I was reminded of my childhood outlet experience when it was revealed recently that the Tanger Outlet Center will be built next to Westgate City Center. Regardless of my own personal aversion to outlets, this is, I think, good news. The outlets will reportedly bring with them up to 900 retail jobs, and many feel as though this will provide an economic boost to Westgate itself.
The reason Westgate needs an economic boost is because not many people were going to its retail stores—evidenced by, ya’ know, Westgate’s foreclosure—but now more stores will be nearby, so … yeah. According to various economists whom I have not actually spoken to, the economy is down not because people don’t have money, but because people don’t have enough places to spend the money they don’t have. Surely, many locals have said, “Westgate is alright, I guess. But call me when they build something next to Westgate that is like Westgate but with more stores. Then I’ll go.”

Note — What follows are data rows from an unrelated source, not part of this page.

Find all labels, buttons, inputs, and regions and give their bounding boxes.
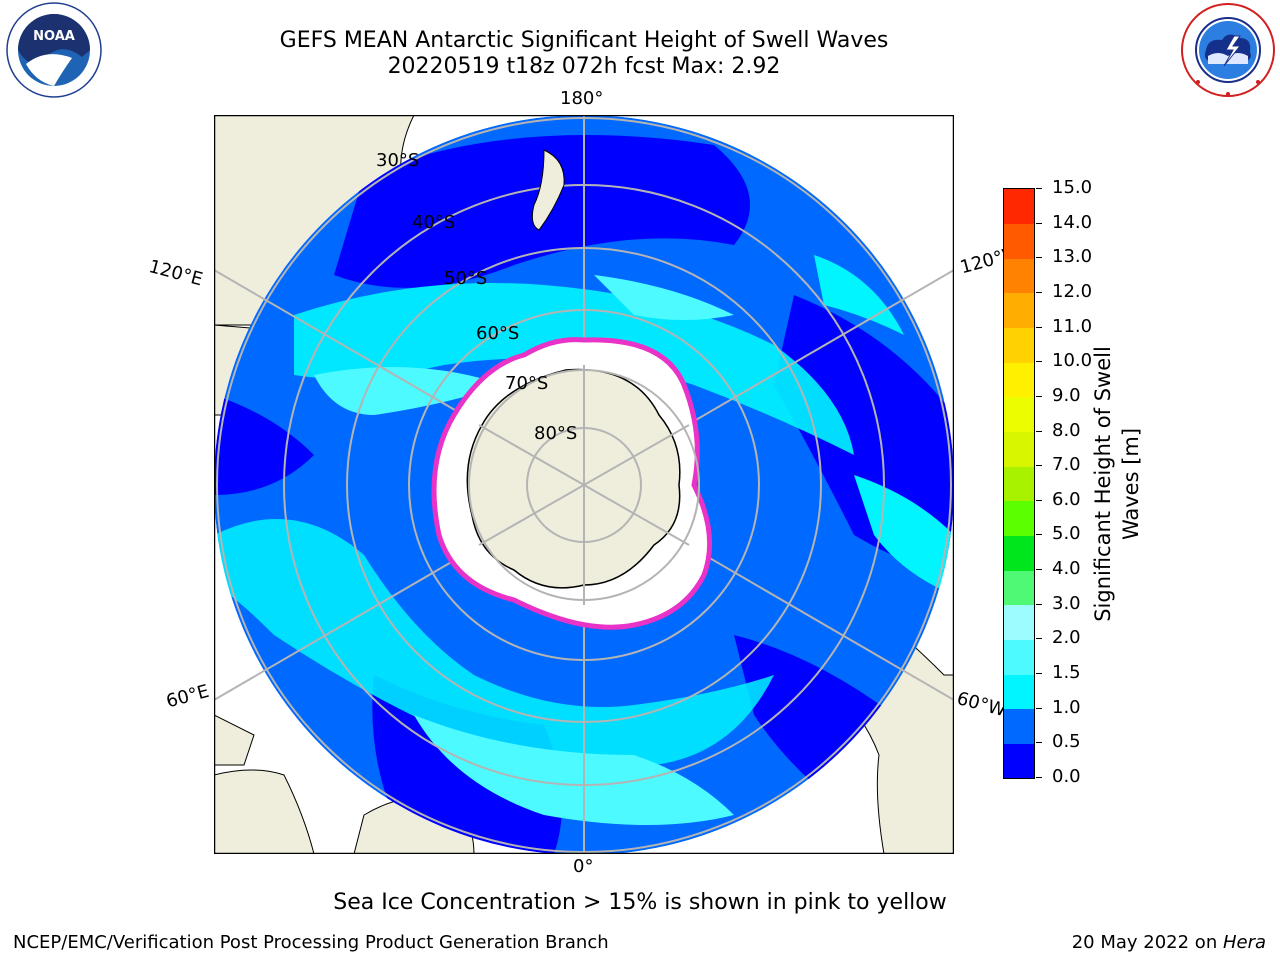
- colorbar-tick-label: 8.0: [1052, 419, 1081, 441]
- colorbar-segment: [1004, 189, 1034, 225]
- colorbar-tick-label: 10.0: [1052, 350, 1093, 372]
- colorbar-segment: [1004, 362, 1034, 398]
- colorbar-tick: [1036, 361, 1042, 363]
- colorbar-segment: [1004, 396, 1034, 433]
- lat-label-60s: 60°S: [476, 323, 520, 344]
- footer-date: 20 May 2022 on Hera: [1072, 932, 1266, 953]
- colorbar-tick: [1036, 257, 1042, 259]
- sea-ice-note: Sea Ice Concentration > 15% is shown in …: [333, 890, 947, 915]
- colorbar: [1003, 188, 1035, 779]
- lon-label-60e: 60°E: [164, 680, 212, 713]
- colorbar-segment: [1004, 431, 1034, 467]
- colorbar-tick: [1036, 603, 1042, 605]
- colorbar-segment: [1004, 674, 1034, 710]
- noaa-logo: NOAA: [2, 2, 102, 102]
- colorbar-tick: [1036, 465, 1042, 467]
- colorbar-tick-label: 4.0: [1052, 558, 1081, 580]
- lat-label-70s: 70°S: [505, 373, 549, 394]
- footer-host: Hera: [1222, 932, 1266, 953]
- colorbar-segment: [1004, 604, 1034, 640]
- colorbar-tick: [1036, 222, 1042, 224]
- nws-logo: [1178, 2, 1278, 102]
- colorbar-segment: [1004, 223, 1034, 259]
- colorbar-tick-label: 12.0: [1052, 280, 1093, 302]
- chart-title: GEFS MEAN Antarctic Significant Height o…: [279, 28, 889, 53]
- colorbar-tick-label: 5.0: [1052, 523, 1081, 545]
- footer-credit: NCEP/EMC/Verification Post Processing Pr…: [13, 932, 609, 953]
- colorbar-tick: [1036, 638, 1042, 640]
- lat-label-30s: 30°S: [376, 150, 420, 171]
- colorbar-tick-label: 1.5: [1052, 662, 1081, 684]
- colorbar-tick-label: 6.0: [1052, 488, 1081, 510]
- colorbar-tick-label: 0.0: [1052, 766, 1081, 787]
- colorbar-tick-label: 1.0: [1052, 696, 1081, 718]
- colorbar-tick: [1036, 569, 1042, 571]
- colorbar-tick-label: 11.0: [1052, 315, 1093, 337]
- polar-map: [213, 114, 955, 855]
- noaa-logo-text: NOAA: [33, 29, 75, 44]
- colorbar-tick-label: 14.0: [1052, 211, 1093, 233]
- colorbar-tick: [1036, 673, 1042, 675]
- colorbar-tick: [1036, 777, 1042, 778]
- colorbar-segment: [1004, 327, 1034, 363]
- colorbar-tick: [1036, 291, 1042, 293]
- colorbar-tick: [1036, 707, 1042, 709]
- colorbar-segment: [1004, 708, 1034, 744]
- colorbar-label-line1: Significant Height of Swell: [1091, 346, 1115, 622]
- colorbar-tick-label: 3.0: [1052, 592, 1081, 614]
- colorbar-label-line2: Waves [m]: [1119, 427, 1143, 541]
- colorbar-ticks: 0.0 0.5 1.0 1.5 2.0 3.0 4.0 5.0 6.0 7.0 8.0 9.0 10.0…: [1036, 177, 1106, 787]
- colorbar-tick: [1036, 188, 1042, 189]
- lat-label-50s: 50°S: [444, 268, 488, 289]
- colorbar-tick-label: 7.0: [1052, 454, 1081, 476]
- colorbar-segment: [1004, 466, 1034, 502]
- colorbar-tick-label: 13.0: [1052, 246, 1093, 268]
- colorbar-segment: [1004, 292, 1034, 329]
- colorbar-segment: [1004, 535, 1034, 571]
- lon-label-60w: 60°W: [954, 688, 1009, 722]
- lat-label-80s: 80°S: [534, 423, 578, 444]
- lat-label-40s: 40°S: [412, 212, 456, 233]
- colorbar-tick: [1036, 742, 1042, 744]
- colorbar-segment: [1004, 258, 1034, 294]
- lon-label-180: 180°: [560, 88, 604, 109]
- lon-label-120e: 120°E: [146, 256, 205, 291]
- lon-label-0: 0°: [573, 856, 594, 877]
- colorbar-segment: [1004, 639, 1034, 675]
- colorbar-tick: [1036, 499, 1042, 501]
- colorbar-tick: [1036, 395, 1042, 397]
- colorbar-segment: [1004, 743, 1034, 779]
- land-africa: [214, 769, 315, 854]
- colorbar-segment: [1004, 500, 1034, 536]
- colorbar-tick: [1036, 326, 1042, 328]
- chart-subtitle: 20220519 t18z 072h fcst Max: 2.92: [387, 54, 781, 79]
- footer-date-text: 20 May 2022 on: [1071, 932, 1223, 953]
- colorbar-tick-label: 2.0: [1052, 627, 1081, 649]
- colorbar-tick-label: 15.0: [1052, 177, 1093, 198]
- colorbar-segment: [1004, 570, 1034, 606]
- colorbar-tick: [1036, 430, 1042, 432]
- colorbar-tick-label: 0.5: [1052, 731, 1081, 753]
- colorbar-tick-label: 9.0: [1052, 384, 1081, 406]
- colorbar-tick: [1036, 534, 1042, 536]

The Tanger Outlets will undoubtedly relieve the immense local pressure for more apparel. It probably won’t help the struggling Centerline District, or the Coyotes, or the locally unemployed who are overqualified to fold shirts, but still. It will help. Because that is what people are saying.
Although it may not help me, personally. I am 33-years old and still cannot afford to shop at outlets. I shop at Kohl’s. On the rare occasion I find myself at an outlet store, I go immediately to the clearance section, where I might purchase a t-shirt so that I can say I participated in the process. God bless America.